What happens when a document is indexed?

By default, when a document is indexed, it’s first sent to one of the primary shards, which is chosen based on a hash of the document’s ID. That primary shard may be located on a different node, but this is transparent to the application. Then the document is sent to be indexed in all that primary shard’s replicas. This keeps replicas in sync with data from the primary shards. Being in sync allows replicas to serve searches and to be automatically promoted to primary shards in case the original primary becomes unavailable.

What happens when an index is searched?

When an index is searched, Elasticsearch has to look in a complete set of shards for that index. Those shards can be either primary or replicas because primary and replica shards typically contain the same documents. Elasticsearch distributes the search load between the primary and replica shards of the index that is searched, making replicas useful for both search performance and fault tolerance.

Smallest unit that Elasticsearch deals with is a shard. A shard is a Lucene index: a directory of files containing an inverted index. An Elasticsearch index is broken down into chunks: shards. So, an Elasticsearch index is made up of multiple Lucene indices. In the shard the inverted index is stored. By default, it stores the original document’s content plus additional information, such as term dictionary and term frequencies, which helps searching.

The term dictionary maps each term to identifiers of documents containing that term. When searching, Elasticsearch doesn’t have to look through all the documents for that term—it uses this dictionary to quickly identify all the documents that match.

The term dictionary maps each term to identifiers of documents containing that term (see figure 7). When searching, Elasticsearch doesn’t have to look through all the documents for that term—it uses this dictionary to quickly identify all the documents that match. Term frequencies give Elasticsearch quick access to the number of appearances of a term in a document. This is important for calculating the relevancy score of results. For example, if you search for “toronto”, documents that contain “toronto” many times are typically more relevant. Elasticsearch gives them a higher score, and they appear higher in the list of results. By default, the ranking algorithm is TF-IDF as mentioned before.
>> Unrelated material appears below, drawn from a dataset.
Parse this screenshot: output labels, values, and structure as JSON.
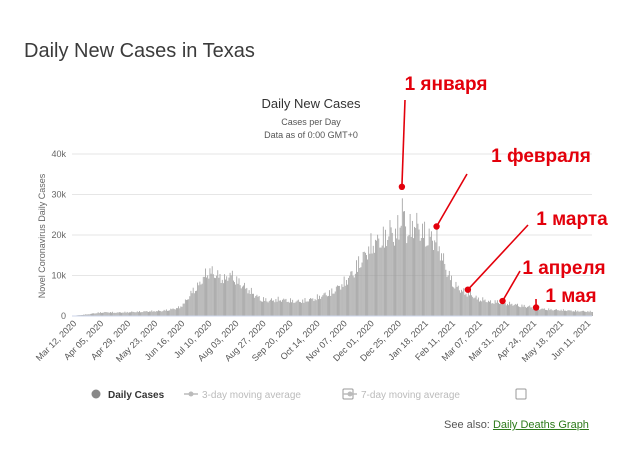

Figure 7: Term dictionary and frequencies in a Lucene index

The number of replicas per shard can be changed at any time because replicas can always be created or removed. Keep in mind that too few shards limit how much you can scale, but too many shards impact performance. The default setting of five is typically a good start.

Summary

Elasticsearch is an open-source, distributed search engine built on top of Apache Lucene. The typical use case for Elasticsearch is to index large amounts of data so that full text searches can be run and real-time statistics can be done on it. Elasticsearch provides features that go well beyond full-text search; for example, you can tune the relevance of your searches and offer search suggestions.
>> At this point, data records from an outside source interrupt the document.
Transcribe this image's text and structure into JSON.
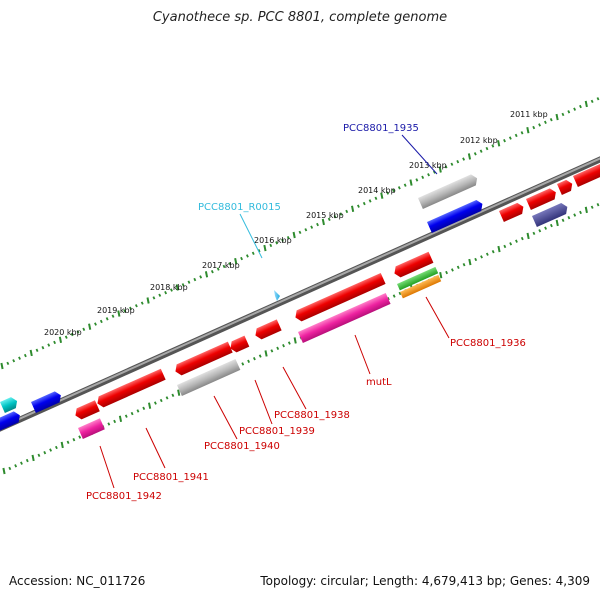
{
  "title": "Cyanothece sp. PCC 8801, complete genome",
  "footer": {
    "accession": "Accession: NC_011726",
    "summary": "Topology: circular; Length: 4,679,413 bp; Genes: 4,309"
  },
  "colors": {
    "backbone": "#7a7a7a",
    "tick": "#2e8b2e",
    "label_red": "#cc0000",
    "label_blue": "#1a1aa8",
    "label_cyan": "#33bbdd"
  },
  "tick_labels": [
    "2011 kbp",
    "2012 kbp",
    "2013 kbp",
    "2014 kbp",
    "2015 kbp",
    "2016 kbp",
    "2017 kbp",
    "2018 kbp",
    "2019 kbp",
    "2020 kbp"
  ],
  "gene_labels": {
    "pcc8801_1935": "PCC8801_1935",
    "pcc8801_r0015": "PCC8801_R0015",
    "pcc8801_1936": "PCC8801_1936",
    "mutl": "mutL",
    "pcc8801_1938": "PCC8801_1938",
    "pcc8801_1939": "PCC8801_1939",
    "pcc8801_1940": "PCC8801_1940",
    "pcc8801_1941": "PCC8801_1941",
    "pcc8801_1942": "PCC8801_1942"
  }
}
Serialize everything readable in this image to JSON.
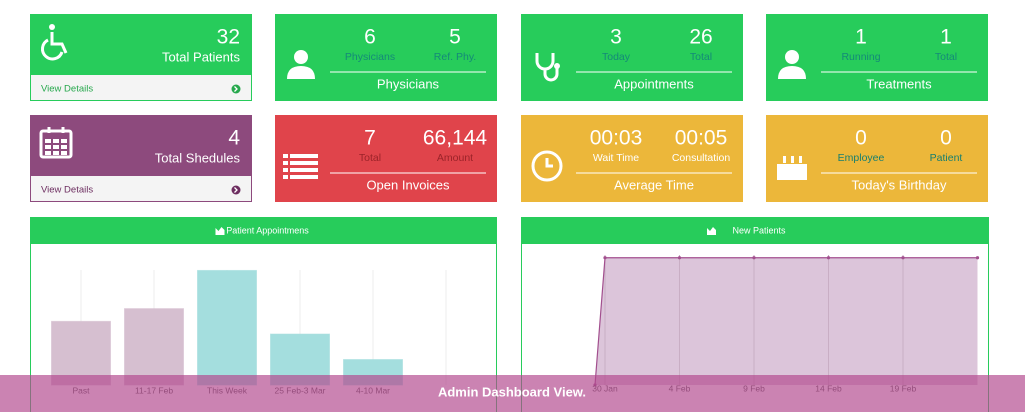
{
  "cards": [
    {
      "value": "32",
      "label": "Total Patients",
      "link": "View Details"
    },
    {
      "items": [
        {
          "value": "6",
          "label": "Physicians"
        },
        {
          "value": "5",
          "label": "Ref. Phy."
        }
      ],
      "title": "Physicians"
    },
    {
      "items": [
        {
          "value": "3",
          "label": "Today"
        },
        {
          "value": "26",
          "label": "Total"
        }
      ],
      "title": "Appointments"
    },
    {
      "items": [
        {
          "value": "1",
          "label": "Running"
        },
        {
          "value": "1",
          "label": "Total"
        }
      ],
      "title": "Treatments"
    },
    {
      "value": "4",
      "label": "Total Shedules",
      "link": "View Details"
    },
    {
      "items": [
        {
          "value": "7",
          "label": "Total"
        },
        {
          "value": "66,144",
          "label": "Amount"
        }
      ],
      "title": "Open Invoices"
    },
    {
      "items": [
        {
          "value": "00:03",
          "label": "Wait Time"
        },
        {
          "value": "00:05",
          "label": "Consultation"
        }
      ],
      "title": "Average Time"
    },
    {
      "items": [
        {
          "value": "0",
          "label": "Employee"
        },
        {
          "value": "0",
          "label": "Patient"
        }
      ],
      "title": "Today's Birthday"
    }
  ],
  "chart_data": [
    {
      "type": "bar",
      "title": "Patient Appointmens",
      "categories": [
        "Past",
        "11-17 Feb",
        "This Week",
        "25 Feb-3 Mar",
        "4-10 Mar",
        null
      ],
      "values": [
        5,
        6,
        9,
        4,
        2,
        0
      ],
      "colors": [
        "#d6bfd0",
        "#d6bfd0",
        "#a4dede",
        "#a4dede",
        "#a4dede",
        "#a4dede"
      ],
      "ylim": [
        0,
        11
      ],
      "grid": true
    },
    {
      "type": "area",
      "title": "New Patients",
      "categories": [
        null,
        "30 Jan",
        "4 Feb",
        "9 Feb",
        "14 Feb",
        "19 Feb",
        null
      ],
      "values": [
        0,
        10,
        10,
        10,
        10,
        10,
        10
      ],
      "color": "#a24f8e",
      "fill": "#dcc5da",
      "ylim": [
        0,
        11
      ],
      "grid": true
    }
  ],
  "caption": "Admin Dashboard View."
}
For indexing and searching data, as well as for managing cluster’s settings, JSON over HTTP API is used. Elasticsearch can be looked such as a NoSQL data store with real-time search and analytics capabilities. It’s document-oriented and scalable by default.

Although a cluster can be formed with the default settings, you should adjust at least some of them before you move on; for example, cluster name and heap size. Indexing requests are distributed among the primary shards and replicated to those primary shards’ replicas. Client applications may be unaware of the sharded nature of each index or what the cluster looks like. They care only about indices, types, and document IDs. They use the REST API to index and search for documents. New documents can be sent and searched using parameters as the JSON in HTTP request and a JSON reply with the results will be returned.